For those who no longer qualify for Medicaid, she said they’re helping residents work through the marketplace to find the best plan.
She said it’s too early to know how the coverage will look for Montanans during the new process, especially with the pandemic changes ending. However, she said all eyes are watching the uncompensated or “charity care” that hospitals provide to see if the numbers start rising, which would suggest that people who may qualify for coverage have lost it.
She said so far, the call volume to her office, where navigators are on hand to help, has risen noticeably.
“We’re having very high call volume, and we have seen a sharp uptick in renewals and need assistance,” she said.

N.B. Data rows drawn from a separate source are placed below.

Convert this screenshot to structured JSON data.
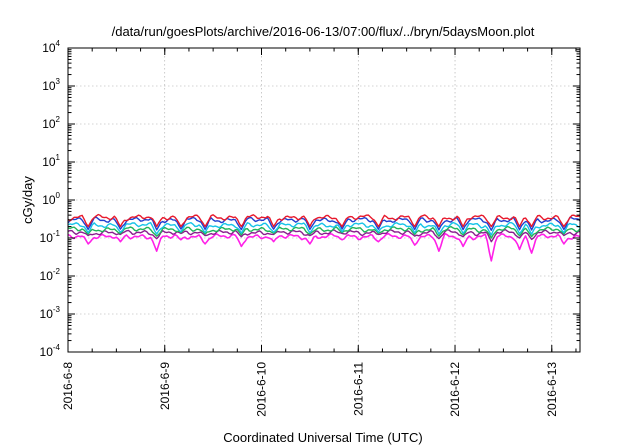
{
  "chart_data": {
    "type": "line",
    "title": "/data/run/goesPlots/archive/2016-06-13/07:00/flux/../bryn/5daysMoon.plot",
    "xlabel": "Coordinated Universal Time (UTC)",
    "ylabel": "cGy/day",
    "yscale": "log",
    "ylim": [
      0.0001,
      10000
    ],
    "y_ticks": [
      {
        "base": "10",
        "exp": "-4",
        "value": 0.0001
      },
      {
        "base": "10",
        "exp": "-3",
        "value": 0.001
      },
      {
        "base": "10",
        "exp": "-2",
        "value": 0.01
      },
      {
        "base": "10",
        "exp": "-1",
        "value": 0.1
      },
      {
        "base": "10",
        "exp": "0",
        "value": 1
      },
      {
        "base": "10",
        "exp": "1",
        "value": 10
      },
      {
        "base": "10",
        "exp": "2",
        "value": 100
      },
      {
        "base": "10",
        "exp": "3",
        "value": 1000
      },
      {
        "base": "10",
        "exp": "4",
        "value": 10000
      }
    ],
    "xlim": [
      "2016-06-08 00:00",
      "2016-06-13 07:00"
    ],
    "x_ticks": [
      {
        "label": "2016-6-8",
        "value": "2016-06-08 00:00"
      },
      {
        "label": "2016-6-9",
        "value": "2016-06-09 00:00"
      },
      {
        "label": "2016-6-10",
        "value": "2016-06-10 00:00"
      },
      {
        "label": "2016-6-11",
        "value": "2016-06-11 00:00"
      },
      {
        "label": "2016-6-12",
        "value": "2016-06-12 00:00"
      },
      {
        "label": "2016-6-13",
        "value": "2016-06-13 00:00"
      }
    ],
    "grid": true,
    "legend": "none",
    "series": [
      {
        "color": "#e8192c",
        "typical": 0.35,
        "dip_low": 0.2
      },
      {
        "color": "#1f3fd0",
        "typical": 0.3,
        "dip_low": 0.16
      },
      {
        "color": "#16c4e8",
        "typical": 0.22,
        "dip_low": 0.12
      },
      {
        "color": "#22b45a",
        "typical": 0.17,
        "dip_low": 0.1
      },
      {
        "color": "#8a1d8e",
        "typical": 0.14,
        "dip_low": 0.08
      },
      {
        "color": "#ff20e8",
        "typical": 0.11,
        "dip_low": 0.025
      }
    ],
    "dips": [
      {
        "time": "2016-06-08 05:00",
        "magenta_min": 0.07
      },
      {
        "time": "2016-06-08 13:00",
        "magenta_min": 0.08
      },
      {
        "time": "2016-06-08 22:00",
        "magenta_min": 0.045
      },
      {
        "time": "2016-06-09 04:00",
        "magenta_min": 0.09
      },
      {
        "time": "2016-06-09 10:00",
        "magenta_min": 0.07
      },
      {
        "time": "2016-06-09 19:00",
        "magenta_min": 0.06
      },
      {
        "time": "2016-06-10 03:00",
        "magenta_min": 0.08
      },
      {
        "time": "2016-06-10 12:00",
        "magenta_min": 0.07
      },
      {
        "time": "2016-06-10 20:00",
        "magenta_min": 0.09
      },
      {
        "time": "2016-06-11 05:00",
        "magenta_min": 0.08
      },
      {
        "time": "2016-06-11 14:00",
        "magenta_min": 0.065
      },
      {
        "time": "2016-06-11 20:00",
        "magenta_min": 0.045
      },
      {
        "time": "2016-06-12 02:00",
        "magenta_min": 0.06
      },
      {
        "time": "2016-06-12 09:00",
        "magenta_min": 0.025
      },
      {
        "time": "2016-06-12 16:00",
        "magenta_min": 0.05
      },
      {
        "time": "2016-06-12 19:00",
        "magenta_min": 0.04
      },
      {
        "time": "2016-06-13 03:00",
        "magenta_min": 0.07
      }
    ]
  }
}
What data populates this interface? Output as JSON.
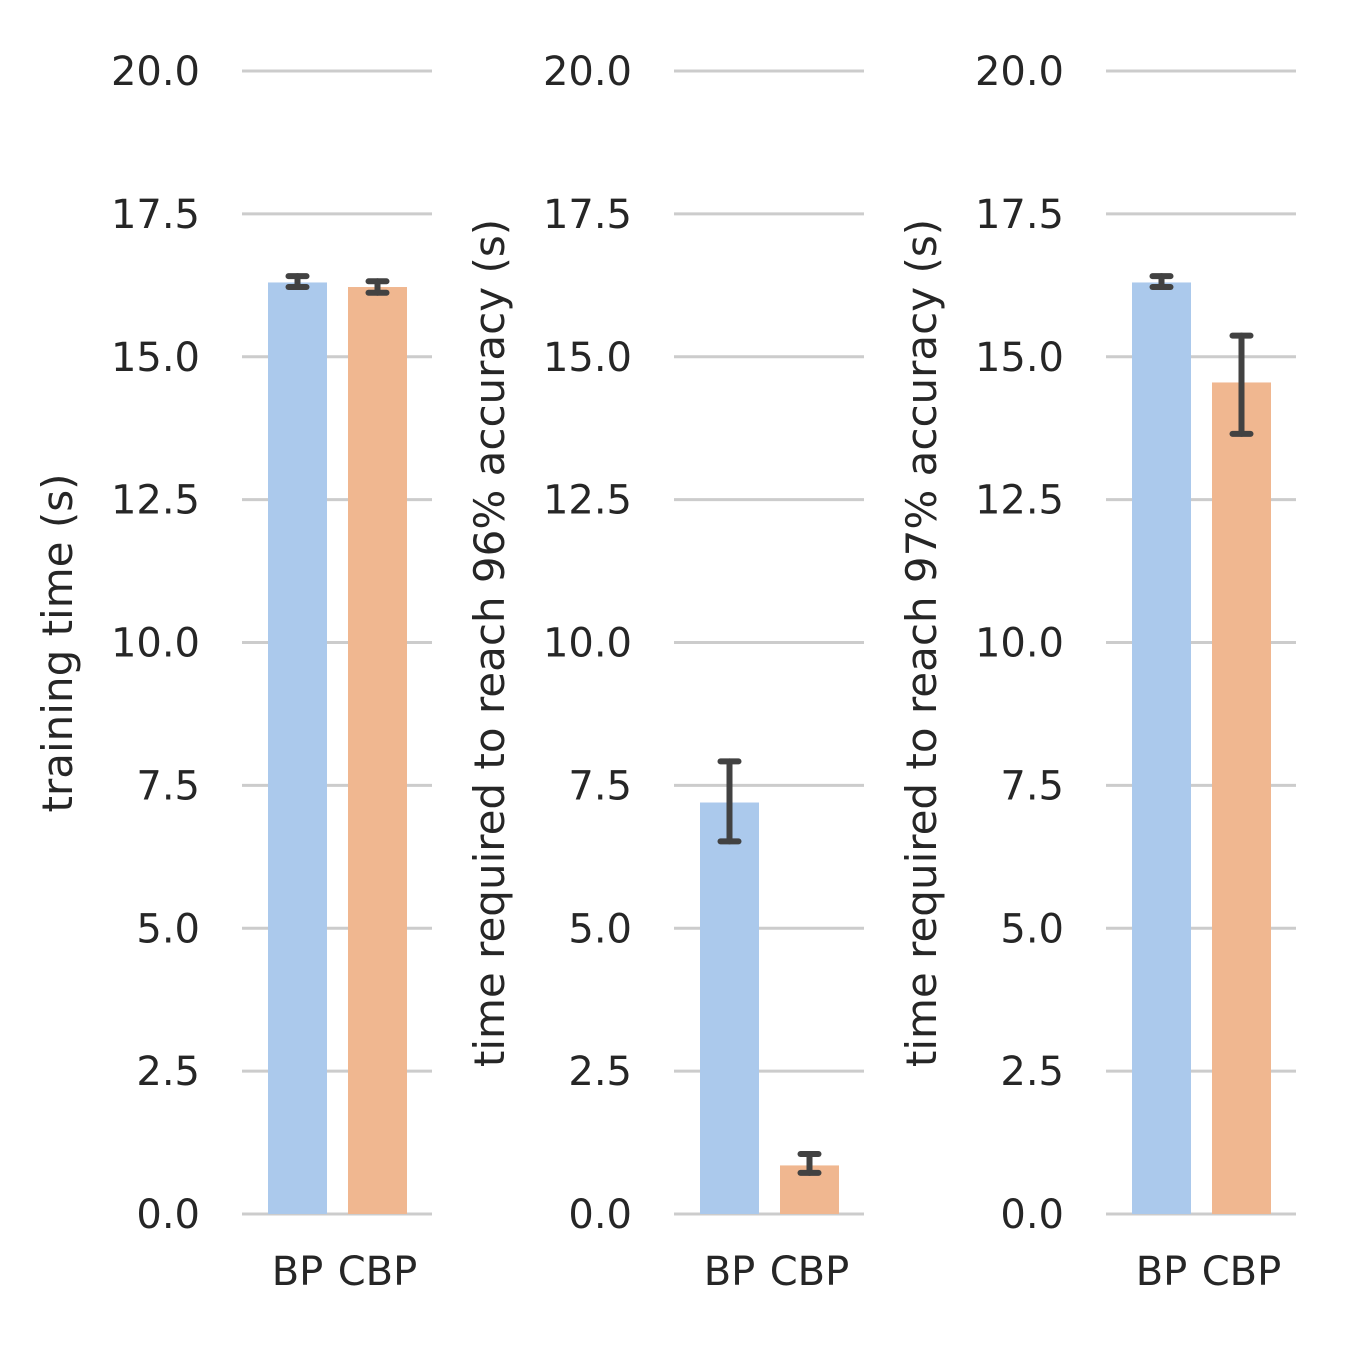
{
  "chart_data": [
    {
      "type": "bar",
      "ylabel": "training time (s)",
      "categories": [
        "BP",
        "CBP"
      ],
      "series": [
        {
          "values": [
            16.3,
            16.22
          ],
          "err_low": [
            16.22,
            16.12
          ],
          "err_high": [
            16.41,
            16.32
          ]
        }
      ],
      "colors": [
        "#abc9ec",
        "#f0b790"
      ],
      "ylim": [
        0,
        20
      ],
      "yticks": [
        "0.0",
        "2.5",
        "5.0",
        "7.5",
        "10.0",
        "12.5",
        "15.0",
        "17.5",
        "20.0"
      ],
      "grid": true
    },
    {
      "type": "bar",
      "ylabel": "time required to reach 96% accuracy (s)",
      "categories": [
        "BP",
        "CBP"
      ],
      "series": [
        {
          "values": [
            7.2,
            0.85
          ],
          "err_low": [
            6.52,
            0.72
          ],
          "err_high": [
            7.92,
            1.05
          ]
        }
      ],
      "colors": [
        "#abc9ec",
        "#f0b790"
      ],
      "ylim": [
        0,
        20
      ],
      "yticks": [
        "0.0",
        "2.5",
        "5.0",
        "7.5",
        "10.0",
        "12.5",
        "15.0",
        "17.5",
        "20.0"
      ],
      "grid": true
    },
    {
      "type": "bar",
      "ylabel": "time required to reach 97% accuracy (s)",
      "categories": [
        "BP",
        "CBP"
      ],
      "series": [
        {
          "values": [
            16.3,
            14.55
          ],
          "err_low": [
            16.22,
            13.65
          ],
          "err_high": [
            16.41,
            15.37
          ]
        }
      ],
      "colors": [
        "#abc9ec",
        "#f0b790"
      ],
      "ylim": [
        0,
        20
      ],
      "yticks": [
        "0.0",
        "2.5",
        "5.0",
        "7.5",
        "10.0",
        "12.5",
        "15.0",
        "17.5",
        "20.0"
      ],
      "grid": true
    }
  ]
}
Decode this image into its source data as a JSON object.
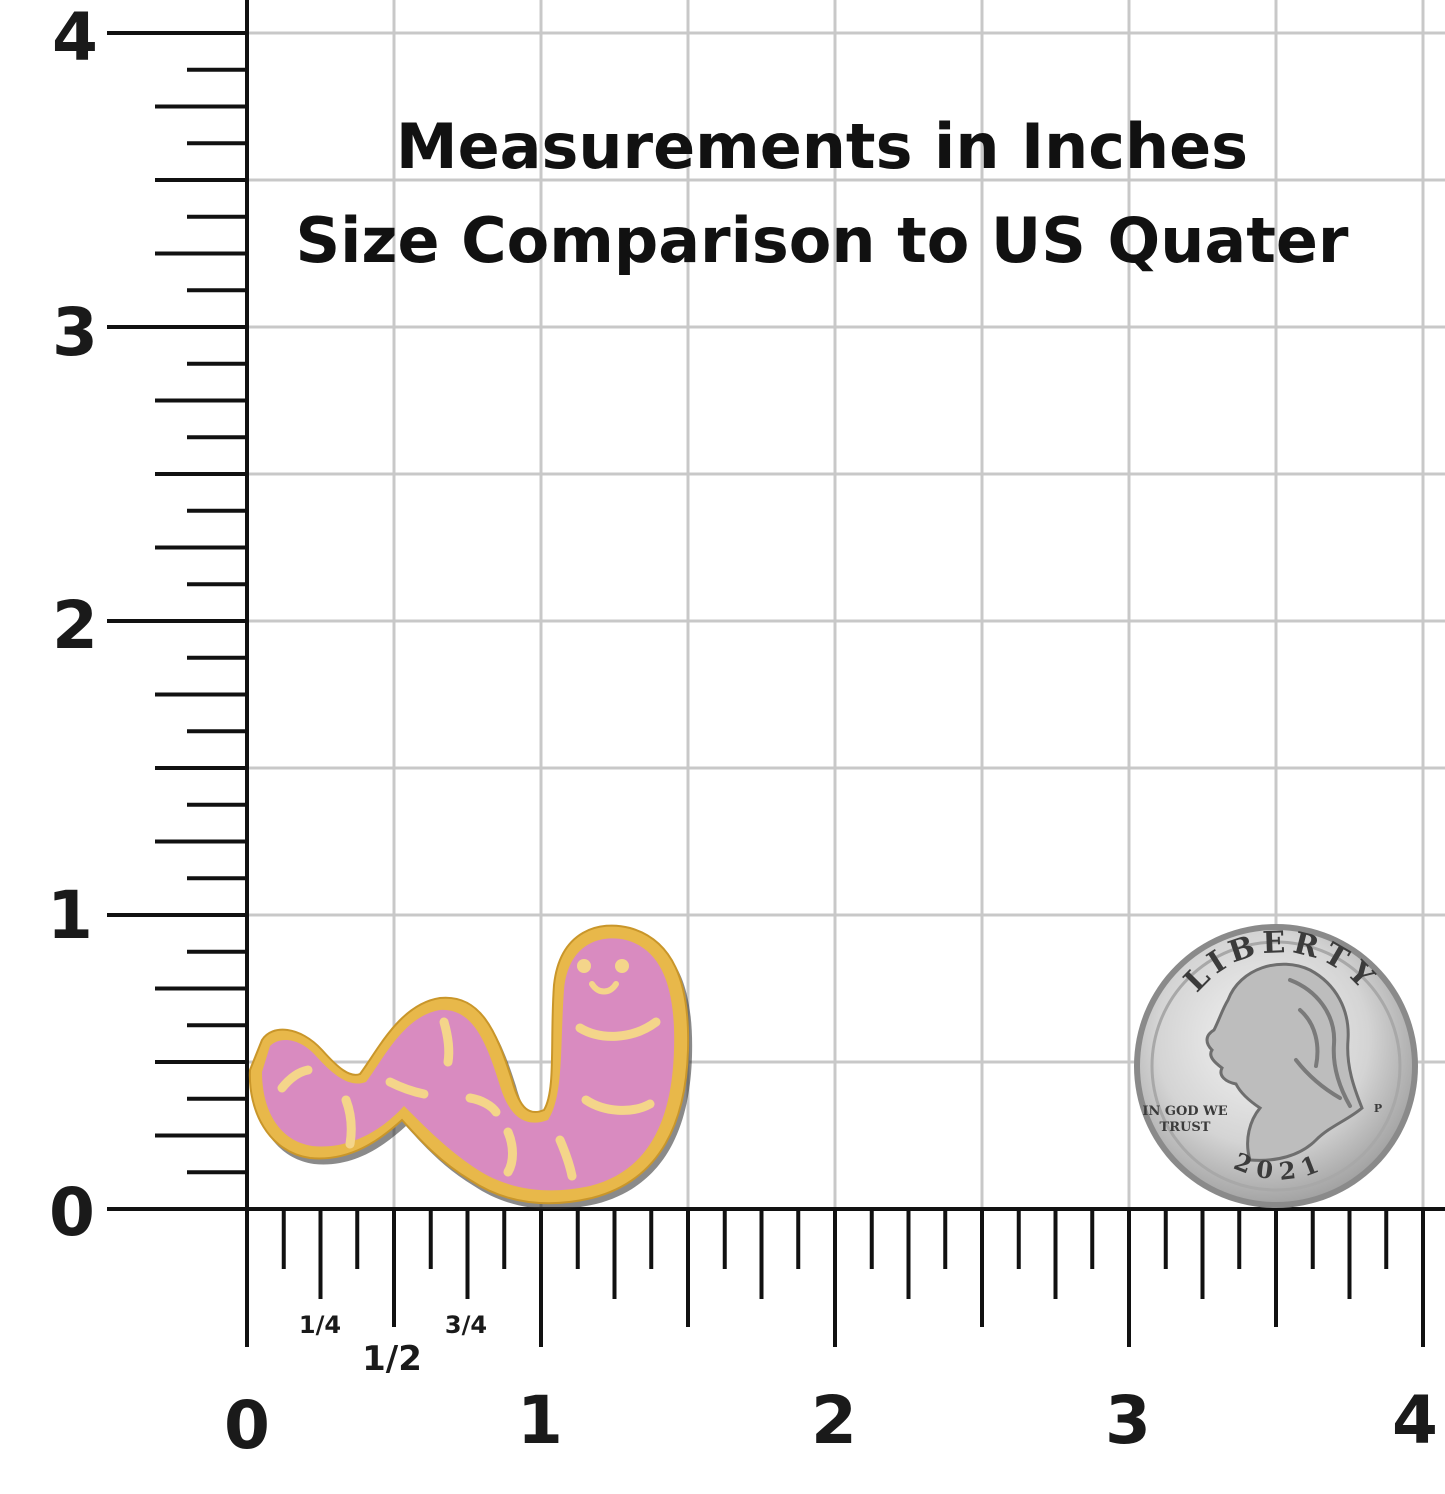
{
  "title": {
    "line1": "Measurements in Inches",
    "line2": "Size Comparison to US Quater"
  },
  "ruler": {
    "unit": "inches",
    "x_labels": [
      "0",
      "1",
      "2",
      "3",
      "4"
    ],
    "y_labels": [
      "0",
      "1",
      "2",
      "3",
      "4"
    ],
    "fraction_labels": [
      "1/4",
      "1/2",
      "3/4"
    ],
    "subdivisions_per_inch": 8
  },
  "pin": {
    "subject": "worm-enamel-pin",
    "colors": {
      "body": "#d98bc0",
      "outline": "#e8b84a",
      "stripe": "#f4d58a"
    }
  },
  "coin": {
    "subject": "us-quarter",
    "legend": "LIBERTY",
    "motto_line1": "IN GOD WE",
    "motto_line2": "TRUST",
    "year": "2021",
    "mint_mark": "P"
  },
  "colors": {
    "grid": "#c8c8c8",
    "ruler": "#111111",
    "text": "#111111"
  }
}
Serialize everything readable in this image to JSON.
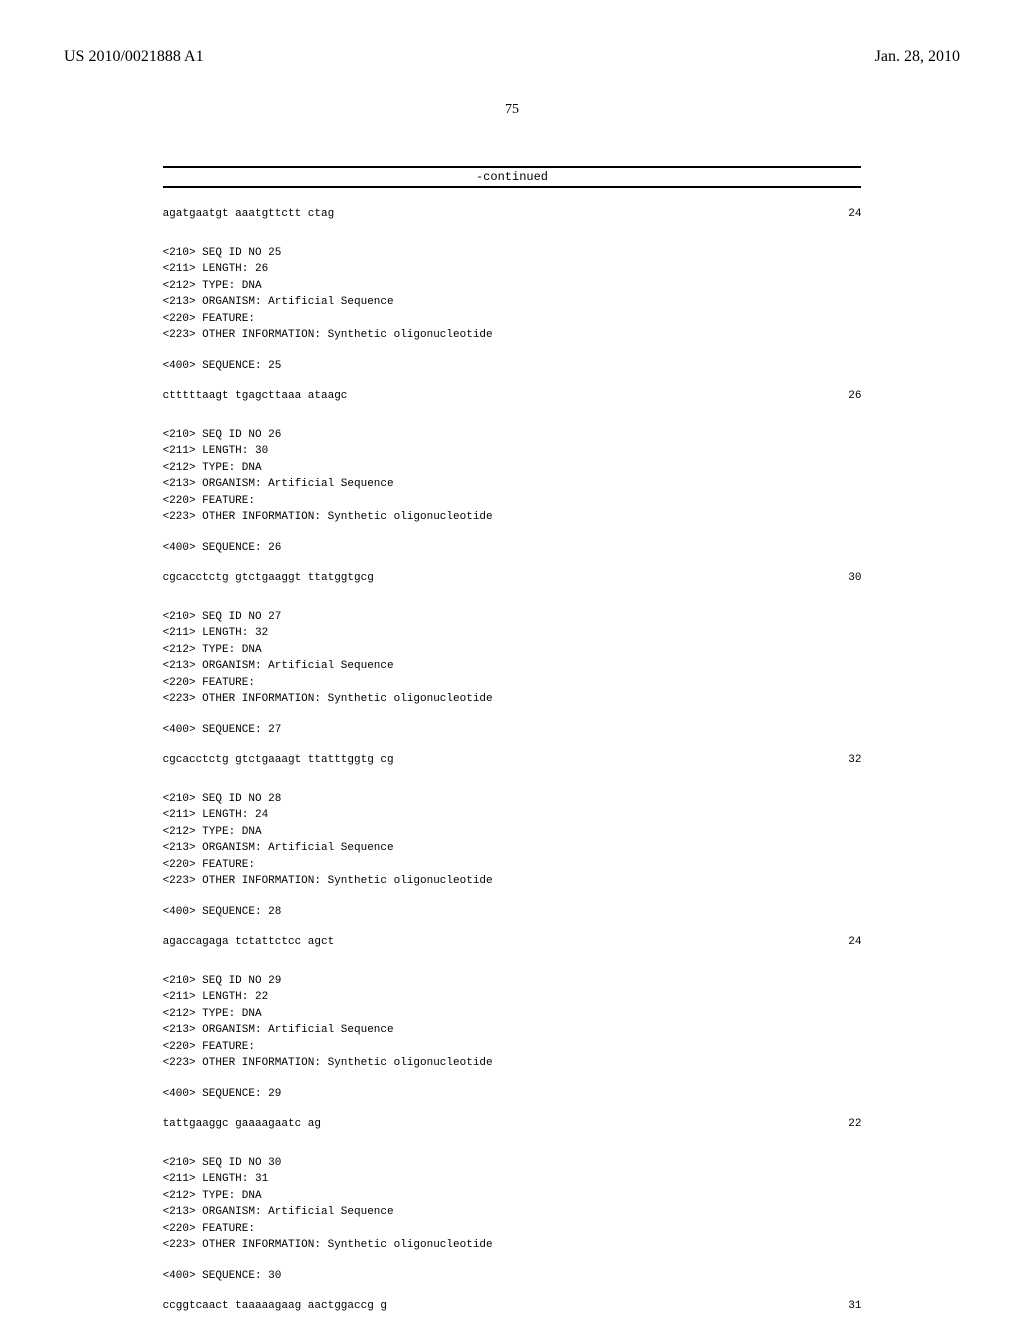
{
  "header": {
    "pubNumber": "US 2010/0021888 A1",
    "pubDate": "Jan. 28, 2010"
  },
  "pageNumber": "75",
  "continuedLabel": "-continued",
  "entries": [
    {
      "type": "seqrow",
      "text": "agatgaatgt aaatgttctt ctag",
      "num": "24"
    },
    {
      "type": "meta",
      "lines": [
        "<210> SEQ ID NO 25",
        "<211> LENGTH: 26",
        "<212> TYPE: DNA",
        "<213> ORGANISM: Artificial Sequence",
        "<220> FEATURE:",
        "<223> OTHER INFORMATION: Synthetic oligonucleotide"
      ]
    },
    {
      "type": "label",
      "text": "<400> SEQUENCE: 25"
    },
    {
      "type": "seqrow",
      "text": "ctttttaagt tgagcttaaa ataagc",
      "num": "26"
    },
    {
      "type": "meta",
      "lines": [
        "<210> SEQ ID NO 26",
        "<211> LENGTH: 30",
        "<212> TYPE: DNA",
        "<213> ORGANISM: Artificial Sequence",
        "<220> FEATURE:",
        "<223> OTHER INFORMATION: Synthetic oligonucleotide"
      ]
    },
    {
      "type": "label",
      "text": "<400> SEQUENCE: 26"
    },
    {
      "type": "seqrow",
      "text": "cgcacctctg gtctgaaggt ttatggtgcg",
      "num": "30"
    },
    {
      "type": "meta",
      "lines": [
        "<210> SEQ ID NO 27",
        "<211> LENGTH: 32",
        "<212> TYPE: DNA",
        "<213> ORGANISM: Artificial Sequence",
        "<220> FEATURE:",
        "<223> OTHER INFORMATION: Synthetic oligonucleotide"
      ]
    },
    {
      "type": "label",
      "text": "<400> SEQUENCE: 27"
    },
    {
      "type": "seqrow",
      "text": "cgcacctctg gtctgaaagt ttatttggtg cg",
      "num": "32"
    },
    {
      "type": "meta",
      "lines": [
        "<210> SEQ ID NO 28",
        "<211> LENGTH: 24",
        "<212> TYPE: DNA",
        "<213> ORGANISM: Artificial Sequence",
        "<220> FEATURE:",
        "<223> OTHER INFORMATION: Synthetic oligonucleotide"
      ]
    },
    {
      "type": "label",
      "text": "<400> SEQUENCE: 28"
    },
    {
      "type": "seqrow",
      "text": "agaccagaga tctattctcc agct",
      "num": "24"
    },
    {
      "type": "meta",
      "lines": [
        "<210> SEQ ID NO 29",
        "<211> LENGTH: 22",
        "<212> TYPE: DNA",
        "<213> ORGANISM: Artificial Sequence",
        "<220> FEATURE:",
        "<223> OTHER INFORMATION: Synthetic oligonucleotide"
      ]
    },
    {
      "type": "label",
      "text": "<400> SEQUENCE: 29"
    },
    {
      "type": "seqrow",
      "text": "tattgaaggc gaaaagaatc ag",
      "num": "22"
    },
    {
      "type": "meta",
      "lines": [
        "<210> SEQ ID NO 30",
        "<211> LENGTH: 31",
        "<212> TYPE: DNA",
        "<213> ORGANISM: Artificial Sequence",
        "<220> FEATURE:",
        "<223> OTHER INFORMATION: Synthetic oligonucleotide"
      ]
    },
    {
      "type": "label",
      "text": "<400> SEQUENCE: 30"
    },
    {
      "type": "seqrow",
      "text": "ccggtcaact taaaaagaag aactggaccg g",
      "num": "31"
    }
  ]
}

That’s a good thing: People are calling, Riutta said. What she doesn’t know is how many aren’t calling or don’t know about the changes.
It will take even longer to figure out the effects of churn on the system, which covers several aspects. For example, residents coming off and on the rolls may create more paperwork for the state, driving up administrative costs. It may also mean more uncompensated care for health organizations. And churn may mean that residents do not take more preventative health measures because they’re uncertain whether they’re covered.
However, both Riutta and Ebelt said that’s something that may take up to a year in order to begin getting reliable statewide data.
Ebelt said the department is using a “population-based” approach that prioritizes individuals who had changes “that would have likely impacted eligibility during the continuous enrollment period, but remained enrolled during the public health emergency.”
Populations that include the “aged, blind and disabled” won’t begin until the fourth month, which would be July.